You have to hand it to the Chinese government, though. China has the audacity to demand that the United States' Congress allow this deal to proceed, despite the utter absurdity and contradictory position it holds, denying foreign ownership of companies in its country, including its energy assets. The Chinese also must have absentmindedly forgotten it owns nearly all of CNOOC and carries an unadulterated record of currency manipulation and unfair industry subsidization.
As former CIA Director James Woolsey testified at the Armed Services hearing: "For anyone who believes that this is purely a commercial undertaking, unrelated to a national strategy of domination of energy markets and of the western Pacific, I would suggest that that view is extraordinarily naive."
While China is showing its teeth on this deal, President Bush is saying nothing at all. Speaking at the G8 summit in Scotland, the president said he thought it best to let the U.S. security review of the offer "move forward without comment." Some of our lawmakers have spoken out against the bid, but there's been no indication whatsoever from the people in charge of protecting the homeland and upholding our national interest that the merger will be challenged.
China has an astounding $700 billion in U.S. currency in reserve. Here's an idea of what China could do with that money if this administration and Congress decide to allow it to buy the U.S. strategic assets: $700 billion, for example, could buy all of this nation's top oil companies, worth an estimated $615 billion. It would still have enough money to buy two of our top defense contractors, Boeing and Lockheed Martin, worth a combined $81 billion.

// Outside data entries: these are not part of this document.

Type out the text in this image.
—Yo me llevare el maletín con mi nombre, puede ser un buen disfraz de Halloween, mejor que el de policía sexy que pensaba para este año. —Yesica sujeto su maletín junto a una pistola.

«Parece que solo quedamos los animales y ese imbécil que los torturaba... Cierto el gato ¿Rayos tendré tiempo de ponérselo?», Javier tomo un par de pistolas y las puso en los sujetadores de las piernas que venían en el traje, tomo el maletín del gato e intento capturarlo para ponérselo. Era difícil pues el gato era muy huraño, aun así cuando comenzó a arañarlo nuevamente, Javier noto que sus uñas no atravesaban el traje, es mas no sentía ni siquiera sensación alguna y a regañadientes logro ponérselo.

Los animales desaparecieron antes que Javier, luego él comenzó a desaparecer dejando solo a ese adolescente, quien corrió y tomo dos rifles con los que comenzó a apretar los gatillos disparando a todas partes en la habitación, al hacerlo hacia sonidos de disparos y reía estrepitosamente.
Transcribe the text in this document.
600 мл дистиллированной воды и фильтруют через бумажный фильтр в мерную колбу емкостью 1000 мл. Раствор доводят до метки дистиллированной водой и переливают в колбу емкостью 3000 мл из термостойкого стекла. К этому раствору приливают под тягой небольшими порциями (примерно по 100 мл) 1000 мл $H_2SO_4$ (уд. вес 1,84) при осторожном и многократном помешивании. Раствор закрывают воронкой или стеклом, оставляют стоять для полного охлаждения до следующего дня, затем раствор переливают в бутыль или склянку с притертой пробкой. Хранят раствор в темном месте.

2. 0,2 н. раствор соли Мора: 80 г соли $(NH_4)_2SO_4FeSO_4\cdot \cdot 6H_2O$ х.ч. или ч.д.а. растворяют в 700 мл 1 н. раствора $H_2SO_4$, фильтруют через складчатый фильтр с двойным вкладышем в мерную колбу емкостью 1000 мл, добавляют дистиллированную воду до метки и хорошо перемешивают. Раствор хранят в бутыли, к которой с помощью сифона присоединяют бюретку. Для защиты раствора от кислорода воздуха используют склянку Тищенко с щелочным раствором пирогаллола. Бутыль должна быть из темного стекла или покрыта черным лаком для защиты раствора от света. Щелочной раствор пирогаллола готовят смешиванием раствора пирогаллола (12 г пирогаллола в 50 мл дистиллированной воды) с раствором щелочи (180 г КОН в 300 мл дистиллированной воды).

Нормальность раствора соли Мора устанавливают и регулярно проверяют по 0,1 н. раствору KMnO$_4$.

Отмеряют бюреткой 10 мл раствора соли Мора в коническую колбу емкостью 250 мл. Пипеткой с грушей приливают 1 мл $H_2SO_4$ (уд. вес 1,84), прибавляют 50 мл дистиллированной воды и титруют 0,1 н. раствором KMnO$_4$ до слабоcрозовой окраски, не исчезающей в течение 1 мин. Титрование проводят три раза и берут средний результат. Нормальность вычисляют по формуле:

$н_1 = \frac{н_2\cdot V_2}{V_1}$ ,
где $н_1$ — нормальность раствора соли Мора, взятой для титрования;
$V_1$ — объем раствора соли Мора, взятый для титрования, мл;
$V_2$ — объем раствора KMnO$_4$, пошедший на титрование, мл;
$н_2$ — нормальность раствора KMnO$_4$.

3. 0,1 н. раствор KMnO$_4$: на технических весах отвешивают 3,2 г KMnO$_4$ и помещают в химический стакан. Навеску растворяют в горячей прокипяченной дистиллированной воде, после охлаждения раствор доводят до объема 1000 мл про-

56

Having covered Wall Street for several decades, I understand the desire for Unocal's board to back CNOOC's bid, which bests the Chevron offer by $2 billion. After all, the board has a duty to secure the best possible deal for the company's shareholders. But this offer should by no means win the complicit support of the U.S. government or the Bush administration, especially at a time when crude oil, heating oil and gasoline prices are rising to new record highs seemingly every day.
"It makes no rational sense to help China soak up more and more supply," says C. Richard D'Amato, chairman of the U.S.-China Economic and Security Review Commission, "pushing us toward an earlier energy train wreck in the foreseeable future."
But not only would China gain control of oil pipelines and gas storage across North America and key assets in Alaska's Cook Inlet and North Slope, we would be transferring technology for Alaskan oil production and deep sea drilling that could have significant military applications. And I hope I'm not alone in thinking it would be a grave mistake to give the Communist government of China such a strategic asset.
"The object of China's strategy is inexorably to supplant the United States as the world's premier economic power," says Frank Gaffney, president of the Center for Security Policy, "and if necessary, to defeat us militarily."
And shortly after Congress denied the president the power to impose sanctions against companies selling arms to China, a top Chinese general fiercely declared the People's Liberation Army would respond with nuclear weapons if it's provoked by the United States. Engagement anyone?
Laissez-faire economics can no longer disguise the potentially ruinous C'est la vie politics that define our relationship with China.